A better-functioning European energy market

Under European legislation, ACM is to certify all operators of national and cross-border transmission networks. National transmission system operators TenneT and GTS have already received such certificates, as has interconnector BBL. Now that BritNed has also received a certificate, all Dutch operators of national or cross-border transmission systems have been certified. The Netherlands has thus finalised an important part of the implementation of the Third Energy Package. The Third Energy Package is a set of European rules that aim to improve the functioning of the internal energy market.

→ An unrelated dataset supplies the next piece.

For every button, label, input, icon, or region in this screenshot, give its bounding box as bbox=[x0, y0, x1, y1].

Unbundling contributes to a level playing field

The rules to separate energy transmission from energy production are laid down in European Directive 2009/72/EC. Such a separation is to prevent the transmission system operator from being able to favour one of its customers above another, by, for example, barring other customers, by making certain investments (or deliberately not making them), by failing to share commercially-sensitive information equally or by keeping such information secret. The aim is to have customers that are able to compete with one another on a level playing field when using BritNed’s infrastructure. In that situation, BritNed cannot have any interest of its own in distorting this level playing field.

Background

In September 2012, BritNed submitted a certification request with ACM. In March 2014, ACM took the preliminary decision that BritNed complied with the requirements. ACM had to wait for the recommendation of the European Commission before it could take a final decision. The European Commission has now given a positive recommendation. Therefore, the decision to award the unbundling certificate can now be finalised.